Même si le texte de l’article 1583 du Code civil ne distingue pas selon que le bien vendu soit un immeuble ou un autre type de bien (bien mobilier, bien de consommation), il faut bien admettre qu’il existe de nettes différences entre ces opérations.

Contrairement en effet à la mise en vente de biens que l’on trouve dans le commerce, qui peuvent être régulièrement mis en vente par le biais d’une offre adressée au public, celle portant sur des biens immeubles est beaucoup plus complexe : le prix des transactions immobilières est nettement plus élevé que celui sur lequel porte la plupart des autres opérations de vente, ce qui justifie que le vendeur veuille légitimement s’assurer de la solvabilité de l’acquéreur ; la plupart des acquisitions immobilières se font sous le bénéfice d’une condition suspensive d’obtention d’un crédit, que le vendeur peut ne pas vouloir accepter ; la vente immobilière est soumise à des modalités beaucoup plus complexes que celles entourant les autres transactions commerciales (quant à la jouissance du bien, au transfert de propriété, aux délais de passation d’acte et de paiement du prix ; paiement d’un acompte ou d’une garantie ; exonération ou non de la responsabilité du vendeur en cas de survenance de vices cachés, urbanisme, …).

L’une et/ou l’autre partie peuvent parfaitement élever ces modalités et conditions au rang de conditions substantielles de la vente, sur lesquelles l’accord doit donc nécessairement porter pour que la vente soit parfaite.

Pour l’ensemble de ces motifs, la doctrine et la jurisprudence considèrent que les annonces de mise en vente d’un bien immobilier ne constituent pas une offre de vente.
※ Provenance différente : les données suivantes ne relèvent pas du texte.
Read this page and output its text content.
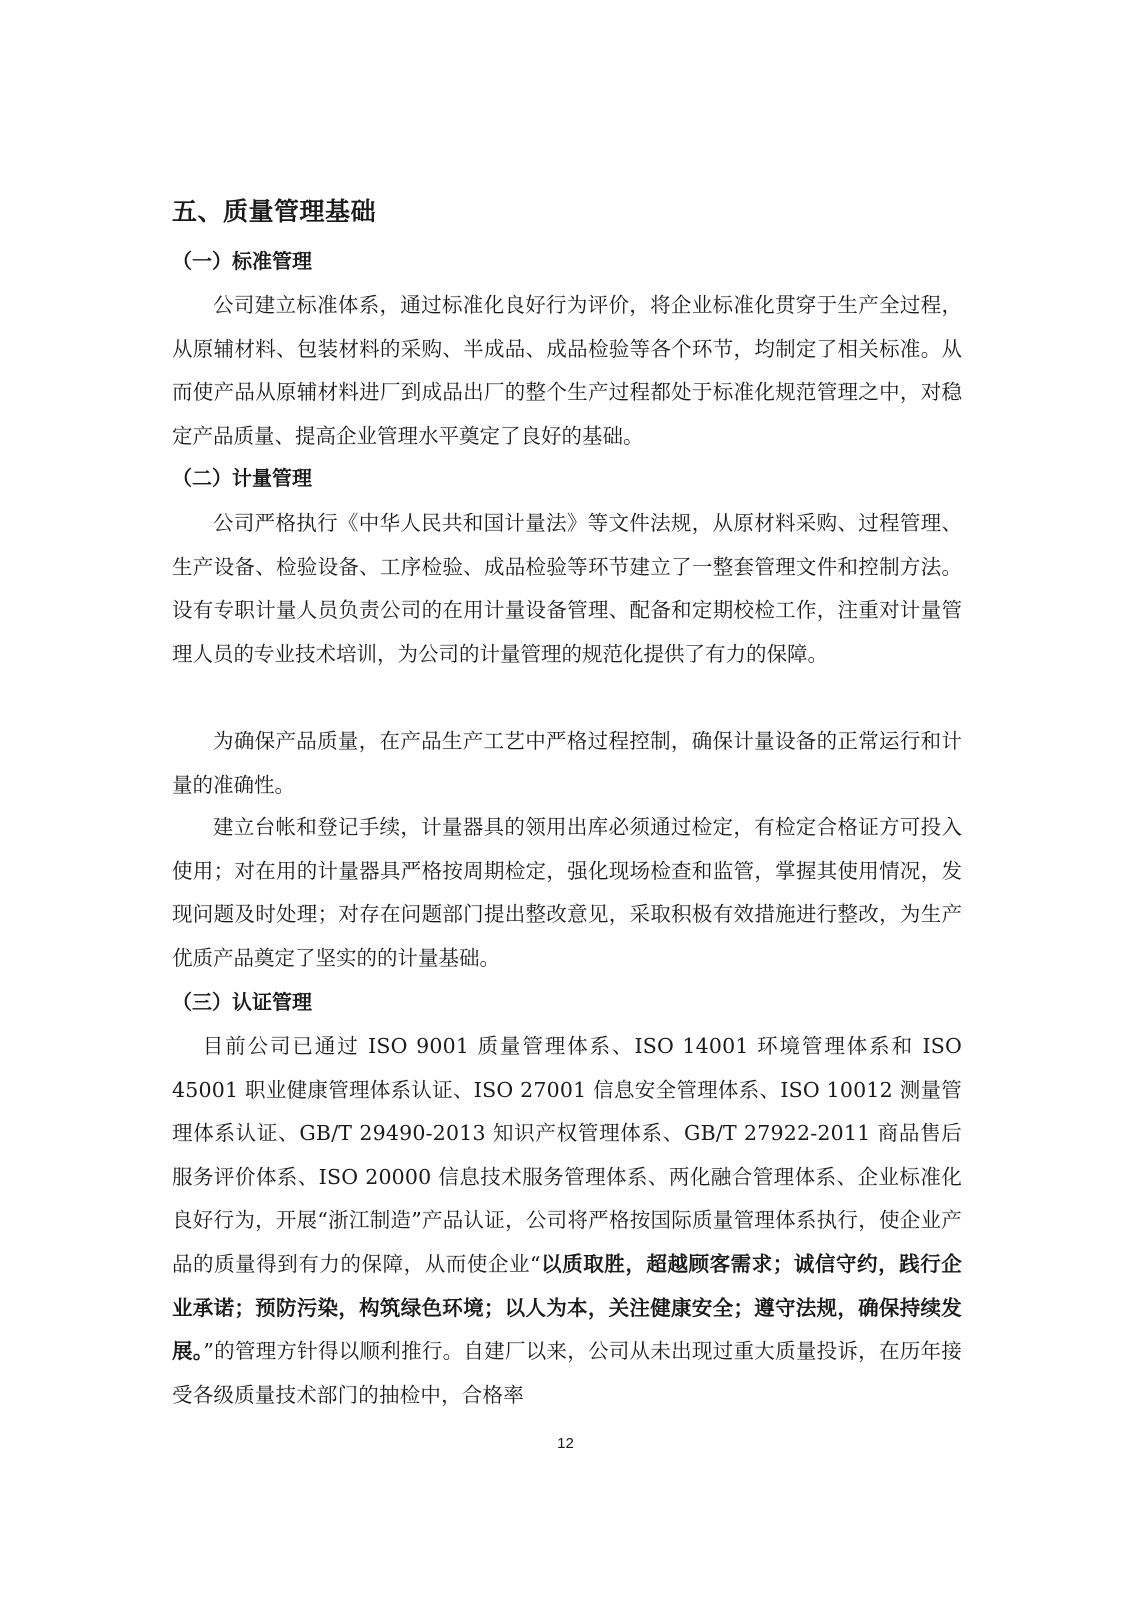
五、质量管理基础
（一）标准管理

公司建立标准体系，通过标准化良好行为评价，将企业标准化贯穿于生产全过程，从原辅材料、包装材料的采购、半成品、成品检验等各个环节，均制定了相关标准。从而使产品从原辅材料进厂到成品出厂的整个生产过程都处于标准化规范管理之中，对稳定产品质量、提高企业管理水平奠定了良好的基础。

（二）计量管理

公司严格执行《中华人民共和国计量法》等文件法规，从原材料采购、过程管理、生产设备、检验设备、工序检验、成品检验等环节建立了一整套管理文件和控制方法。设有专职计量人员负责公司的在用计量设备管理、配备和定期校检工作，注重对计量管理人员的专业技术培训，为公司的计量管理的规范化提供了有力的保障。

为确保产品质量，在产品生产工艺中严格过程控制，确保计量设备的正常运行和计量的准确性。

建立台帐和登记手续，计量器具的领用出库必须通过检定，有检定合格证方可投入使用；对在用的计量器具严格按周期检定，强化现场检查和监管，掌握其使用情况，发现问题及时处理；对存在问题部门提出整改意见，采取积极有效措施进行整改，为生产优质产品奠定了坚实的的计量基础。

（三）认证管理

目前公司已通过 ISO 9001 质量管理体系、ISO 14001 环境管理体系和 ISO 45001 职业健康管理体系认证、ISO 27001 信息安全管理体系、ISO 10012 测量管理体系认证、GB/T 29490-2013 知识产权管理体系、GB/T 27922-2011 商品售后服务评价体系、ISO 20000 信息技术服务管理体系、两化融合管理体系、企业标准化良好行为，开展“浙江制造”产品认证，公司将严格按国际质量管理体系执行，使企业产品的质量得到有力的保障，从而使企业“以质取胜，超越顾客需求；诚信守约，践行企业承诺；预防污染，构筑绿色环境；以人为本，关注健康安全；遵守法规，确保持续发展。”的管理方针得以顺利推行。自建厂以来，公司从未出现过重大质量投诉，在历年接受各级质量技术部门的抽检中，合格率

12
Le Professeur De Page s’exprimait déjà comme suit :

« L’offre est, ainsi que nous l’avons dit (…) le premier pas décisif dans la conclusion du contrat. C’est l’émission définitive de l’une des volontés en présence, qui ne doit plus qu’être acceptée par l’autre pour que le contrat soit formé. Dans les propositions, pourparlers, etc., rien de semblable. On en est encore à la période de tâtonnements, où chacun cherche sa voie, sans qu’il en résulte, en principe, d’engagement quelconque, même à l’état virtuel. (…)

Ne constituent que de simples propositions de contracter, et non des offres :

a) L’envoi, par une compagnie d’assurance, de ses tarifs et d’un exemplaire de ses polices à l’un de ses futurs assurés : les bases du contrat ne seront définitivement précisées, et la manifestation de volonté de l’assureur ne sera possible que lorsque les risques à couvrir seront connus par le questionnaire, intitulé “proposition d’assurance” que le futur assuré doit remplir ;

(…)

L’insertion dans un journal d’une annonce formulant la demande d’un livre à un prix déterminé ne constitue qu’une proposition de contracter, un appel d’offres et non une offre proprement dite. (Ce qui obligerait l’annonceur à acquérir tous les livres qui se présenteraient).
» (Note : H. De Page, Traité élémentaire de droit civil belge, t. II, 3ème édition, Bruxelles, Bruylant, 1964, pp. 491-493, n° 499 et 499bis – souligné dans le texte ; dans le même sens : L. Simont et J. De Gavre, « Examen de jurisprudence. Les contrats spéciaux (1969-1975) », R.C.J.B., 1976, p. 388.).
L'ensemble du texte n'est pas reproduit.